Beyond this, bots are programmed with updated information about health and wellness programs that can be useful to people. Some even send inspirational messages to people hoping to change their lifestyles as a form of encouragement.

Coordinating with medical teams

Chatbots can be enormously helpful in reducing the workload of medical professionals. In helping to determine diagnoses, the information gathered from a chatbot can then be transferred to doctors, nurses, pharmacists, and whatever other professionals are involved in treating a given medical case. This helps to streamline the whole process of patient treatment and follow-up. It saves the whole team time, money, and effort, and may well improve the accuracy of diagnoses, as well.

In addition, scheduling appointments is becoming easier. Chatbots often have automated access to doctors’ schedules, so setting up an appointment can be as easy as getting online and typing in why you want to see the doctor.

Chatbots have connected patients to clinical trials, as well, which is helping to improve research on certain diseases.

Data gathering for more efficient healthcare systems

Beyond simply assisting individuals with their health-related issues, chatbots gather feedback from patients, and this feedback is used to help improve systems overall. In addition to improving diagnosis and treatment suggestions, patient feedback is used to make healthcare operations better, more efficient, and potentially less costly.

Also, the use of bots helps to reduce the number of accidents that occur in hospitals (some say as many as 200,000 deaths per year occur due to a lack of patient safety). With improved and increasingly automated systems, many of these accidents will become preventable.

Risks of chatbots in healthcare

There are, of course, some risks involved. As with most things that involve data transfer over networks, there is a potential for exposure and hacking. As bots are further developed in the future, programmers will have to ensure that data security is as tight as it can be to minimize this possibility.

It is also the case that many people really value the fact that their doctors are human and are weary of telling a machine all their problems.
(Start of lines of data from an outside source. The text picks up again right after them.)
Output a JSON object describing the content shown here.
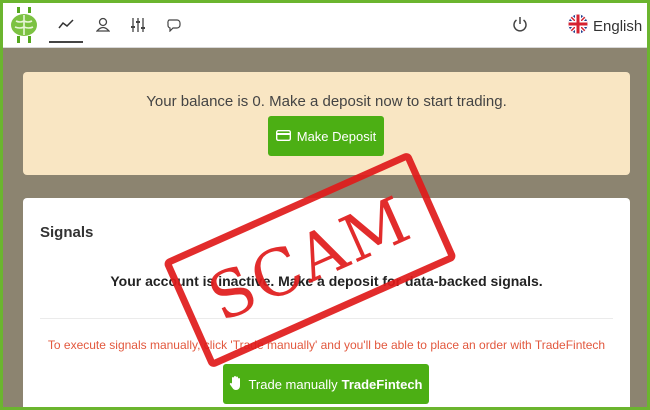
{
  "nav": {
    "icons": [
      "chart-line-icon",
      "user-icon",
      "sliders-icon",
      "chat-icon"
    ],
    "language": "English"
  },
  "banner": {
    "message": "Your balance is 0. Make a deposit now to start trading.",
    "deposit_label": "Make Deposit"
  },
  "signals": {
    "title": "Signals",
    "inactive_message": "Your account is inactive. Make a deposit for data-backed signals.",
    "manual_hint": "To execute signals manually, click 'Trade manually' and you'll be able to place an order with TradeFintech",
    "trade_label": "Trade manually",
    "trade_brand": "TradeFintech"
  },
  "stamp": {
    "text": "SCAM"
  },
  "colors": {
    "accent_green": "#4caf14",
    "banner_bg": "#f9e6c3",
    "stamp_red": "#e01b1b",
    "hint_red": "#e2583e"
  }
}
Should we really trust a robot to give us an accurate diagnosis when we are in severe pain? Some people think no. The reason doctors’ “bedside manner” is one of the characteristics that is highly valued by patients is because doctors also offer a great deal of emotional support to patients. Can this be addressed by chatbots? To some extent, yes. But in some cases it will take time.
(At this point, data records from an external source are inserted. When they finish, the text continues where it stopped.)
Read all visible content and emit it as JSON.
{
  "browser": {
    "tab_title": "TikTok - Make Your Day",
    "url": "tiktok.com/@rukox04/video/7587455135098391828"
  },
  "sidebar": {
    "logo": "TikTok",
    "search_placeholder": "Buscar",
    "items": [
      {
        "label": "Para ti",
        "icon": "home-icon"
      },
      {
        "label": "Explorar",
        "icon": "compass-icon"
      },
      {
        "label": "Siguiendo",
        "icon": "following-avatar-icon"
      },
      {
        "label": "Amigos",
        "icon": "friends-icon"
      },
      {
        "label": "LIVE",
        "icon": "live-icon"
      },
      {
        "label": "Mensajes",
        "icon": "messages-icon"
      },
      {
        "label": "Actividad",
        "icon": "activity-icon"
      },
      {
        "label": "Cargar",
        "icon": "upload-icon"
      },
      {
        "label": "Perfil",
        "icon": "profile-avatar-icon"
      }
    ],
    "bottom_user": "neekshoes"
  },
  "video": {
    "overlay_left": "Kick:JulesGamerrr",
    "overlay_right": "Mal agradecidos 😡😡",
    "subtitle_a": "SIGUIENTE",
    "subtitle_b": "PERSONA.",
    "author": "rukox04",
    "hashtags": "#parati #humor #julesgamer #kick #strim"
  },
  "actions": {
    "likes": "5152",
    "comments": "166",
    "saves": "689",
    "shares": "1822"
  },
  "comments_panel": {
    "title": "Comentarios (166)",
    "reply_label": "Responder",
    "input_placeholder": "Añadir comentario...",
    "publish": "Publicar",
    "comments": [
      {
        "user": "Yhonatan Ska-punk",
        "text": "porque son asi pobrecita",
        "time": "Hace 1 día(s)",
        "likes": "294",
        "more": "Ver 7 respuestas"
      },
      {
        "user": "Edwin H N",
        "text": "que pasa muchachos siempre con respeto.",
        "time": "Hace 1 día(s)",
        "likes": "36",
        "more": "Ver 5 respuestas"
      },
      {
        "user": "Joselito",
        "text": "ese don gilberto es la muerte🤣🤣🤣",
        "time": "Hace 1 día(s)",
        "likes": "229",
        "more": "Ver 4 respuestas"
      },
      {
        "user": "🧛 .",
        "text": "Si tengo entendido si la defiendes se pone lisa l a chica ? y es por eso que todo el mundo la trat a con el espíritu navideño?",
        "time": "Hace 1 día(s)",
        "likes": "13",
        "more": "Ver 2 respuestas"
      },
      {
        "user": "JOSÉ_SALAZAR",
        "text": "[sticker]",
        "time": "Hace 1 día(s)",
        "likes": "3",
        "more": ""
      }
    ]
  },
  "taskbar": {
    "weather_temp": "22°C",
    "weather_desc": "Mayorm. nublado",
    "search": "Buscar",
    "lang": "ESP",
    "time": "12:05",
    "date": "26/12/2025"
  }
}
And of course there is a risk of misdiagnosis. This is also the case for humans, of course, but if a bot doesn’t ask the right follow-up question, for example, when someone is complaining about this or that pain, that person will end up getting the wrong treatment. In addition, there are ethical concerns related to the potential misuse of data.
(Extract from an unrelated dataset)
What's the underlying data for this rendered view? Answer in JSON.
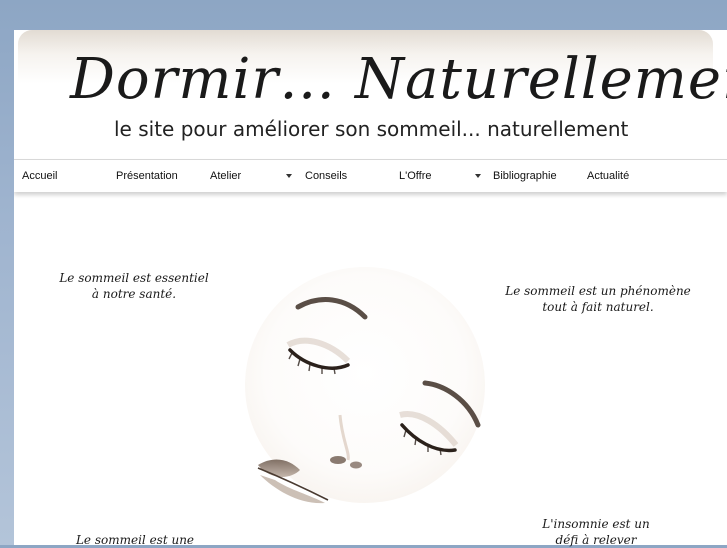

So these are all real and legitimate concerns. Nonetheless, things generally seem to be looking up for bots in the industry.

Future of healthcare chatbots

It may not be much of an exaggeration to say that chatbots will revolutionize healthcare, perhaps even globally. So much information is considered proprietary by either private or national healthcare systems that many people get shut out of the process. Still others get partial access, but proper care might come too late, be of insufficient quality, or come at such an enormous cost that they can hardly afford it.

Chatbots will help to democratize many aspects of healthcare by making it more accessible, accurate, and affordable for many people. Of course, bots cannot do everything. If you have an emergency health situation that needs to be taken care of by a doctor immediately, then a machine will not be able to talk you through the treatment.

However, there are many aspects of healthcare that are already being made easier by bots and other advances in AI, and will become even more so in the future as apps will become more readily available to a greater percentage of the population and they will be more informative and easier to use.